И снова хохотал, как никогда в жизни, когда гонец от настоящего Фраскини получил по башке от уборщицы, и из глаз его полетели шары и стрелы. Выяснилось, что пастух вовсе не знаменитый маэстро из Парагвая, а Костя Потехин. Как, простой пастух? Нет, я не простой, а главный. И Сталин усмехнулся:

— Как я.

Костю изгнали из рая «Черного лебедя», он пошел на берег моря, закинул веревку на ветку дерева. Неужели повеситься решил? Нет, просто забрался на сук и запел. Да как запел! Что за дивная песня полилась… Как же поет актер Утесов!

— Как много девушек хороших, как много ласковых имен, но лишь одно из них тревожит, унося покой и сон, когда влюблен…

И душа главного зрителя заныла. Сколько ласковых имен звучало в его жизни, но лишь одно осталось навсегда. Не очень-то ласковое «Татька», но оно согревало душу. И заставляло болеть сердце.

Кремлевское кино - img_41

Кадр из фильма «Веселые ребята». 1934. [ГЦМК]

— Сердце, тебе не хочется покоя. Сердце, как хорошо на свете жить! Сердце, как хорошо, что ты такое! Спасибо, сердце, что ты умеешь так любить! — Какие дивные слова, какая нежная музыка, подобная южной ночи, морскому бризу, ласковым прикосновениям любимых губ.
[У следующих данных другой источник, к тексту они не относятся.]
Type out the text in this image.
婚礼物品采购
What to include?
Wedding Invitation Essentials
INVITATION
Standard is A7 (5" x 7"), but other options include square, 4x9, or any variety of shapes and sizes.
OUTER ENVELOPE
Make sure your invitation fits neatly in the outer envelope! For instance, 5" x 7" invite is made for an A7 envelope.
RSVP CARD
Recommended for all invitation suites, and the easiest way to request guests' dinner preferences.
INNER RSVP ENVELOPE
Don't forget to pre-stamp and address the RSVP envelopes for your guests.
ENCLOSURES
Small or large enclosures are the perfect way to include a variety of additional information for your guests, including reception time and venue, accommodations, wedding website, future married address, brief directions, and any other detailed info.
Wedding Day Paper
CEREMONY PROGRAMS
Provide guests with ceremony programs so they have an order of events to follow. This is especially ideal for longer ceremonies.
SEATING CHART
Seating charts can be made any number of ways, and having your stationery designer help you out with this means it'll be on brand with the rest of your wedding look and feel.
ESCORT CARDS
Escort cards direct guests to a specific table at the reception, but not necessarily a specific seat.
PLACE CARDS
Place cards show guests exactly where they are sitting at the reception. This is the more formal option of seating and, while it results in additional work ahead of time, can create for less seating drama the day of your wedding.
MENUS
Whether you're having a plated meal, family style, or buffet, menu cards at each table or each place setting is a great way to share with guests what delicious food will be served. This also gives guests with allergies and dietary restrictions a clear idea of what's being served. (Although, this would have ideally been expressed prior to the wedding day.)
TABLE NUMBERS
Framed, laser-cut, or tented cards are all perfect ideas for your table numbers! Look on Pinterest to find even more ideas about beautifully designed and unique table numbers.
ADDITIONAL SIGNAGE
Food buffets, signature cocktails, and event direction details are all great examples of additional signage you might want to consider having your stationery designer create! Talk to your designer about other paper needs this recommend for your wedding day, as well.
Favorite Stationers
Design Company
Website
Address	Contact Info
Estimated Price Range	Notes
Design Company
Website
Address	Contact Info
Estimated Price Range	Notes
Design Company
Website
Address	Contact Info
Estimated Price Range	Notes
Наконец-то! Наконец-то он видел на экране то, о чем мечтал. Сочетание смешного, порой дико смешного, с радостным и веселым, лиричным и мелодичным. Что ни песня — навсегда! И первая — «Мы будем петь и смеяться, как дети», и вторая — «Если б имела я десять сердец», и эта, про сердце.

— Где там ваш Александров? — спросил он Шумяцкого.

— В будке следит. Не хочет срывов.

— Ладно, пусть.

Вдруг — хрясь! — на последних словах песни «Спасибо, сердце, что ты умеешь так…» сук под поющим Костей обламывается, пастух падает на землю и допевает, уже приподнявшись: «…любить». Только что было лирично, и вот опять смешно. Молодец Александров! А потом появилась уборщица Анюта, смешная и нескладная, но иной раз так глянет… Очень хороша! Вроде бы и Грета Гарбо, но на самом деле — настоящее чудо, типаж такой же, но совсем иная суть. Снова спела про десять сердец и как хочется счастья добиться.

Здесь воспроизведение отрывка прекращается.